I thank The Times for addressing the nursing shortage in the business section ("U.S. Hospitals Are Stepping Up Use of Foreign Nurses," June 19). However, as a native-born RN, I was bewildered and angered to hear that hospital administrators are "rolling out the red carpet" to foreign graduate nurses. To entice nurses from developing countries that are already medically underserved is unethical. It is also a very shortsighted "solution" to an impending crisis.
Domestic nursing schools are closing their doors for lack of applicants. Nurses, hospital administrators and state and federal governments must work together to find solutions to the nursing shortage. We must correct the poor image of nursing in order to attract competent and motivated people to the profession. The increasing complexity of medical technology requires well-educated and experienced nurses to ensure safe, high-quality patient care.

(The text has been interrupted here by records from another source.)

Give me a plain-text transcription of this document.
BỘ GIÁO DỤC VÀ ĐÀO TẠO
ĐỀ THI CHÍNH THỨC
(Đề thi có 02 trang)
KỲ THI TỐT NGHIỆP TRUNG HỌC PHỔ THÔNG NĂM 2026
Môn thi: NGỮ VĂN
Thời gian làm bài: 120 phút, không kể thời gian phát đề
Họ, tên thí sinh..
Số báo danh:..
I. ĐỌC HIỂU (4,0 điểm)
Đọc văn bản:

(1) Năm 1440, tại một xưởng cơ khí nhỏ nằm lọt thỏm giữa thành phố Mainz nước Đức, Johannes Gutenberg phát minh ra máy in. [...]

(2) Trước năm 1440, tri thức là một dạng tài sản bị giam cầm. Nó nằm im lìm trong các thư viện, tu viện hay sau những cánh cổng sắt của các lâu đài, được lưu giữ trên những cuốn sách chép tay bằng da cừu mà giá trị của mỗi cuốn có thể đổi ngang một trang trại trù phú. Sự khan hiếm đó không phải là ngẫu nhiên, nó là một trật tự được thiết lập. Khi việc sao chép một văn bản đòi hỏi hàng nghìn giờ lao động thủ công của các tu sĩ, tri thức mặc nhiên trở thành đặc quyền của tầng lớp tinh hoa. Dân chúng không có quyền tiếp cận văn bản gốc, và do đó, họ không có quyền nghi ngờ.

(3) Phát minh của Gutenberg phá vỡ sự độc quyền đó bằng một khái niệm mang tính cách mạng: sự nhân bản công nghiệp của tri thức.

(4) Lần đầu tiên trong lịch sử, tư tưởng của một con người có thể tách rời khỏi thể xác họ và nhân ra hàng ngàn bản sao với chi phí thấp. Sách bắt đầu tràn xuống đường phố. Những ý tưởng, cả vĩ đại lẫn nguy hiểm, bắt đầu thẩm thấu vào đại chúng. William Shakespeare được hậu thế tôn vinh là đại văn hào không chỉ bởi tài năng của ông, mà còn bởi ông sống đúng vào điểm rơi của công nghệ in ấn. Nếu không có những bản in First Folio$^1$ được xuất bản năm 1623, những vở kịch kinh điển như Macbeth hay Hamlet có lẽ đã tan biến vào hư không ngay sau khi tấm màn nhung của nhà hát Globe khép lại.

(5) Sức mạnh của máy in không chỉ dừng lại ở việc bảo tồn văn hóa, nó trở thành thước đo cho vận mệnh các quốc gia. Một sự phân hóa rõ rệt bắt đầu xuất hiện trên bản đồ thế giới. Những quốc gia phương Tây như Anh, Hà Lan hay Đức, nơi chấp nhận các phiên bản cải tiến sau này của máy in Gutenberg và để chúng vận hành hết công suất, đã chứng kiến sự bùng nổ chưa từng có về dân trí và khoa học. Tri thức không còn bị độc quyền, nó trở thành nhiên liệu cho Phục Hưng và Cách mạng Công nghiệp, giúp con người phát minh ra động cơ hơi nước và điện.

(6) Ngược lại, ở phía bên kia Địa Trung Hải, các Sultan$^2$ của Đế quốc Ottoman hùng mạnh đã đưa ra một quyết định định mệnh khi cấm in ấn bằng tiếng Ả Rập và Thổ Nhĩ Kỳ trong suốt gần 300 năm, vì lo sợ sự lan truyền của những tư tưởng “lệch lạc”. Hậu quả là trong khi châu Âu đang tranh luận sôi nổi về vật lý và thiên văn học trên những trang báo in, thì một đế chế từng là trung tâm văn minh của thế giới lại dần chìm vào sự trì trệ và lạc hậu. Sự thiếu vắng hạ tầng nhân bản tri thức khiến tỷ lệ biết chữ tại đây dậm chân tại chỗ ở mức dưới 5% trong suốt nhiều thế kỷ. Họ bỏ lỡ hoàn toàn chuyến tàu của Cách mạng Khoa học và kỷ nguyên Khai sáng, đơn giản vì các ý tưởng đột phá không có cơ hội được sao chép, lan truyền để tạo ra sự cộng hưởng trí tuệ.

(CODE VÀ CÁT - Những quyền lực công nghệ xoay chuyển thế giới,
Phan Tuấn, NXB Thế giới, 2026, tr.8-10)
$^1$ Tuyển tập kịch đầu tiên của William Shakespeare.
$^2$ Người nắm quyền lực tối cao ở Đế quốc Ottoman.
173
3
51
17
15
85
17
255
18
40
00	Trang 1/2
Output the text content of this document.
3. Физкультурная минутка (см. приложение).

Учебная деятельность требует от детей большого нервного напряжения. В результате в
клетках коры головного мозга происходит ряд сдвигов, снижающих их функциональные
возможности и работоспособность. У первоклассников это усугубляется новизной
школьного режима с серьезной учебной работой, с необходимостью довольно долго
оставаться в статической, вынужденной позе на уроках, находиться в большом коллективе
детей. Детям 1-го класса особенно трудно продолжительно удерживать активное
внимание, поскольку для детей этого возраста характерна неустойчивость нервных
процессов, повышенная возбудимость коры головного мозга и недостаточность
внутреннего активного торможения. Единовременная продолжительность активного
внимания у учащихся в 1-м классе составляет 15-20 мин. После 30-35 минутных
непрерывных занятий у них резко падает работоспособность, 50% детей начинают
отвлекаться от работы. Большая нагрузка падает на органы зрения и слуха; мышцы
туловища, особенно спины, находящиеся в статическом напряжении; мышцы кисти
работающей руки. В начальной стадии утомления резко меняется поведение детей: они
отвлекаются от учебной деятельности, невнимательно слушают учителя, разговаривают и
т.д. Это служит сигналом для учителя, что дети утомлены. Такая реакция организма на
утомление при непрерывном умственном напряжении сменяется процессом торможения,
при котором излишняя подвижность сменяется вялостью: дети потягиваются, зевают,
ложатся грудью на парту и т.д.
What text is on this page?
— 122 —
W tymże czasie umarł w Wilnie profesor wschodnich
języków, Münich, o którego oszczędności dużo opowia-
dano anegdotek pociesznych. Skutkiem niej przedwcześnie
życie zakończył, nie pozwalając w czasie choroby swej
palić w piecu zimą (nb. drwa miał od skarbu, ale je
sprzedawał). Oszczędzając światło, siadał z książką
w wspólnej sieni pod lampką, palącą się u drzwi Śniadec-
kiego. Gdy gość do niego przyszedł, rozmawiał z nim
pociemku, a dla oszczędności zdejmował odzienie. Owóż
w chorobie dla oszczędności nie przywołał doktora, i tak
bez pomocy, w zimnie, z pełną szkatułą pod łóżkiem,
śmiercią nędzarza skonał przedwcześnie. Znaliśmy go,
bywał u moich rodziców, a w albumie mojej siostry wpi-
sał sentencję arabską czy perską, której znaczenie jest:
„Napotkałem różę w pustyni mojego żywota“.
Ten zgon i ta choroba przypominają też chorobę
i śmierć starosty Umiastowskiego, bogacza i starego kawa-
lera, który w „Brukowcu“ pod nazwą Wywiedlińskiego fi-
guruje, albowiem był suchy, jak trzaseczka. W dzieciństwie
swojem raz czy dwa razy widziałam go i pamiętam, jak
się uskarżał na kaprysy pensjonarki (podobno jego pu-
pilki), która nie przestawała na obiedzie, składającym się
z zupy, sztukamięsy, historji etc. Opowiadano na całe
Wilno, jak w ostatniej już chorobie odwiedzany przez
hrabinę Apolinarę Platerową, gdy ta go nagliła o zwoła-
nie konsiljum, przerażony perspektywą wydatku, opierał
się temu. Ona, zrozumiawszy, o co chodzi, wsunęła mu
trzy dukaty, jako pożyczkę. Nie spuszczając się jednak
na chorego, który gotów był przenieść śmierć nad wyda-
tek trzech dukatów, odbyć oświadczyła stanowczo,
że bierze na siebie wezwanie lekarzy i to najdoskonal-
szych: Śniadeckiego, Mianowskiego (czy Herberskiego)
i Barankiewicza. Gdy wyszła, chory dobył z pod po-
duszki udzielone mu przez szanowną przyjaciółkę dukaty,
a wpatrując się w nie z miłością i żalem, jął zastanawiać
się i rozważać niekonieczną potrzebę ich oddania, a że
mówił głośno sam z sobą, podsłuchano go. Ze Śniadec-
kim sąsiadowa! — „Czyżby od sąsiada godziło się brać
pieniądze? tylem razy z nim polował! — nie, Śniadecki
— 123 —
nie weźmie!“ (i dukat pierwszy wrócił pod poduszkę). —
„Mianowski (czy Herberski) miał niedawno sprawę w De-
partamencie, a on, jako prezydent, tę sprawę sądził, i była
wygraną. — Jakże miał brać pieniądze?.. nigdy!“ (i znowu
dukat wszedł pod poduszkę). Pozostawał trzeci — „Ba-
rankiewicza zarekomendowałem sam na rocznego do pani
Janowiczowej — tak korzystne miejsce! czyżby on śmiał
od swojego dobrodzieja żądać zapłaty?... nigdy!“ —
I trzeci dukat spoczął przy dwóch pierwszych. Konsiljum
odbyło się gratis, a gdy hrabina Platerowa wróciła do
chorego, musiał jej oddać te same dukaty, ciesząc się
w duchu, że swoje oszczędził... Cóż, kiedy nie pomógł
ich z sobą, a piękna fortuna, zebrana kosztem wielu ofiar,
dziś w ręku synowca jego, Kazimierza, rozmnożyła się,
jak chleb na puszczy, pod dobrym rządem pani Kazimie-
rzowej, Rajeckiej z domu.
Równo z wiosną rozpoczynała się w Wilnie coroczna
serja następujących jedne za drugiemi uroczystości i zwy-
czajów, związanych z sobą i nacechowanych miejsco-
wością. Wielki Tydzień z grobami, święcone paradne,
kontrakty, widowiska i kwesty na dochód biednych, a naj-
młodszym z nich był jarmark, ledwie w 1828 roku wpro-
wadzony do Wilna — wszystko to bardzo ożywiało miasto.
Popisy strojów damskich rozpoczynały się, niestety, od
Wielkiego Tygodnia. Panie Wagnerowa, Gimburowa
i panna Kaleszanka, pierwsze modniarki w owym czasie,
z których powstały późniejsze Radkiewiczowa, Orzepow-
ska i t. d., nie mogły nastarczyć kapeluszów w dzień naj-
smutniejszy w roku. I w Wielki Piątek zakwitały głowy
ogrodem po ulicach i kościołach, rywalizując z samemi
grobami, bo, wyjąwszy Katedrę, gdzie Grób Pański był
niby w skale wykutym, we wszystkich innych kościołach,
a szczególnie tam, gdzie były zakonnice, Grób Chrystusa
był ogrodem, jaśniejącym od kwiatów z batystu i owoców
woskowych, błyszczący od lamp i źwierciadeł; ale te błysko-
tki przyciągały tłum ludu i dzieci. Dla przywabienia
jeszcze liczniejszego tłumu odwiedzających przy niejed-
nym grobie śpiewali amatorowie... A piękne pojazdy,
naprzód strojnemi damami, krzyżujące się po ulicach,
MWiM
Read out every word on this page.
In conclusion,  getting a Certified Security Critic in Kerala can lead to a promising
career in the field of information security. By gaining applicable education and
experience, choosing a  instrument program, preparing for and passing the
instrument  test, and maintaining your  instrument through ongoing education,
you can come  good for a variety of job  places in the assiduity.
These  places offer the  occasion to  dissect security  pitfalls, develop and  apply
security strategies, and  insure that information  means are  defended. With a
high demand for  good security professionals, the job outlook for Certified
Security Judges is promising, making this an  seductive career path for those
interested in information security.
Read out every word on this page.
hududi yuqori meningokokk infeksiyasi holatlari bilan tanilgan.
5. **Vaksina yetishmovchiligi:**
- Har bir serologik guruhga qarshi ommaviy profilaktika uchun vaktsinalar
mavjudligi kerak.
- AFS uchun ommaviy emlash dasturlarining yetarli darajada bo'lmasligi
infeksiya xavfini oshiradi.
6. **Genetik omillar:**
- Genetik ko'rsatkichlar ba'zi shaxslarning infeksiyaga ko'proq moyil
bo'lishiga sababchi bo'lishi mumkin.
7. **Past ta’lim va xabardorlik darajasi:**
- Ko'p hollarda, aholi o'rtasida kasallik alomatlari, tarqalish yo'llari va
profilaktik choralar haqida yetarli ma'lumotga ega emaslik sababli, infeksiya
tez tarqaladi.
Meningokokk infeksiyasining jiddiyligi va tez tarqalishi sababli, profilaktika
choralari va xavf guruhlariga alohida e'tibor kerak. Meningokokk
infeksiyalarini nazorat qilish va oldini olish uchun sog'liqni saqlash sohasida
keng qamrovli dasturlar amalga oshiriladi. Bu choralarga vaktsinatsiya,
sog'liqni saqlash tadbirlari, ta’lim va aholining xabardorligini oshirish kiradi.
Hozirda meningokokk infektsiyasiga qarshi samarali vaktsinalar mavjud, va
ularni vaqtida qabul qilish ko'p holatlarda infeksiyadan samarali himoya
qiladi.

Salaries must be increased to compensate nurses working long hours in a high-risk environment where we are exposed to life-threatening illnesses. The low-interest student loans that were cut by the Reagan Administration must be reinstated for nursing students to help alleviate the high cost of education until licensure. This is a national problem and demands national solutions.
Everybody needs nurses. The shortage of practicing nurses will continue until nursing is no longer perceived as "women's work" and salaries reflect the educational requirements, responsibilities, long hours and working conditions faced by hospital nurses. Quick fixes are not a cure. We do not ask for a "red carpet," only fair compensation for the services we provide.